Prudencia es la palabra más utilizada por las autoridades sanitarias al dirigirse a la población, en concreto a las mujeres embarazadas en cuanto al virus influenza H1N1. Muchas son las dudas al respecto de esta gripe, estar bien informada es fundamental para saber cómo actuar.

Virus H1N1 o gripe A en embarazadas

Gripe porcina en la embarazada

Si estás embarazada y has estado expuesta al virus de la Influenza debes avisar a su médico enseguida. Tu médico querrá saber cuál ha sido tu contacto con la persona infectada y te hará una serie de preguntas como: ¿Tocó o besó a la persona infectada? ¿Cuánto tiempo estuvo en contacto con la persona infectada? ¿Cómo enfermó la otra persona? ¿La enfermedad de la persona la diagnosticó un médico? ¿Le hicieron algunas pruebas?

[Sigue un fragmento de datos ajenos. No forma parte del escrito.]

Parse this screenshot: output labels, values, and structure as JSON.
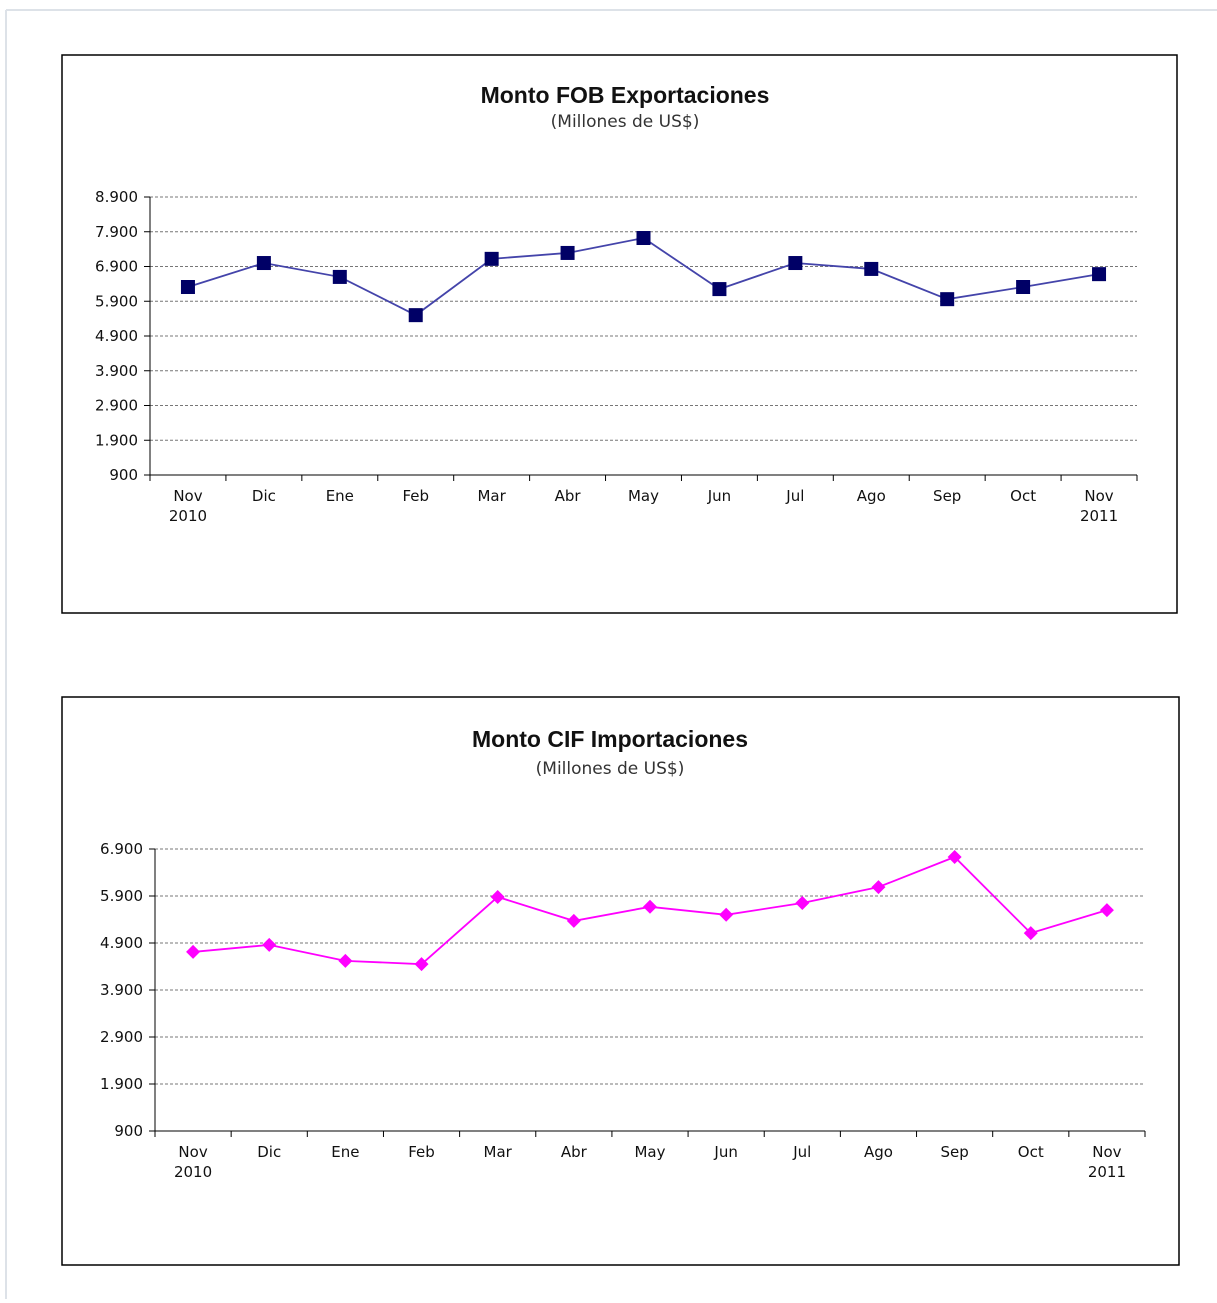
{
  "chart_data": [
    {
      "type": "line",
      "title": "Monto FOB Exportaciones",
      "subtitle": "(Millones de US$)",
      "categories": [
        "Nov 2010",
        "Dic",
        "Ene",
        "Feb",
        "Mar",
        "Abr",
        "May",
        "Jun",
        "Jul",
        "Ago",
        "Sep",
        "Oct",
        "Nov 2011"
      ],
      "values": [
        6310,
        7000,
        6600,
        5500,
        7120,
        7290,
        7720,
        6250,
        7000,
        6830,
        5960,
        6310,
        6680
      ],
      "color": "#000066",
      "line_color": "#4444aa",
      "marker": "square",
      "ylim": [
        900,
        8900
      ],
      "yticks": [
        900,
        {
          "value": 1900,
          "label": "1.900"
        },
        {
          "value": 2900,
          "label": "2.900"
        },
        {
          "value": 3900,
          "label": "3.900"
        },
        {
          "value": 4900,
          "label": "4.900"
        },
        {
          "value": 5900,
          "label": "5.900"
        },
        {
          "value": 6900,
          "label": "6.900"
        },
        {
          "value": 7900,
          "label": "7.900"
        },
        {
          "value": 8900,
          "label": "8.900"
        }
      ],
      "grid": true
    },
    {
      "type": "line",
      "title": "Monto CIF Importaciones",
      "subtitle": "(Millones de US$)",
      "categories": [
        "Nov 2010",
        "Dic",
        "Ene",
        "Feb",
        "Mar",
        "Abr",
        "May",
        "Jun",
        "Jul",
        "Ago",
        "Sep",
        "Oct",
        "Nov 2011"
      ],
      "values": [
        4710,
        4860,
        4520,
        4450,
        5880,
        5370,
        5670,
        5500,
        5750,
        6090,
        6730,
        5110,
        5600
      ],
      "color": "#ff00ff",
      "line_color": "#ff00ff",
      "marker": "diamond",
      "ylim": [
        900,
        6900
      ],
      "yticks": [
        900,
        {
          "value": 1900,
          "label": "1.900"
        },
        {
          "value": 2900,
          "label": "2.900"
        },
        {
          "value": 3900,
          "label": "3.900"
        },
        {
          "value": 4900,
          "label": "4.900"
        },
        {
          "value": 5900,
          "label": "5.900"
        },
        {
          "value": 6900,
          "label": "6.900"
        }
      ],
      "grid": true
    }
  ]
}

Además te recomendará descansar mucho y beber líquidos en gran cantidad. Es importante también que no tomes medicamentos convencionales ni naturales. Sólo el médico podrá prescribirlos.

Si sospechas que has sido infectada por el virus de gripe porcina, lo mejor es que sepas que este virus, como la mayoría de los virus respiratorios, casi nunca causa defectos congénitos ni daños al bebé. En los embarazos normales, el riesgo de defectos de nacimiento graves es tan solo del 2 al 3%.

Los efectos son más graves para la madre, ya que puede llegar a una neumonía y deshidratación, o a alguna complicación mayor a su corazón y pulmones. Para protegerte de todos los virus de la influenza porcina aquí tienes algunos consejos:

- Acudir inmediatamente al médico en cuanto notes algún tipo de malestar.

- Evitar el contacto cercano con personas del exterior o que presenten alguna enfermedad. Olvídate de los besos y abrazos.

- Lavar las manos con frecuencia. Lavar las manos ayuda a protegerte de los gérmenes. Aumenta la higiene y la ventilación de la casa.

- Evitar tocarse los ojos, la nariz o la boca. Los gérmenes suelen propagarse cuando una persona toca algo que tiene gérmenes y luego se toca los ojos, la nariz o la boca.

- Evitar los lugares cerrados, públicos y con aglomeraciones de gente: la oficina de trabajo, las escuelas, oficinas bancarias, etc.

- Cuidar de la alimentación, en cuanto a la nutrición y la higiene.

- Cubra tu boca y nariz con un pañuelo, al toser o estornudar. Esto puede prevenir que coja el virus de otra persona.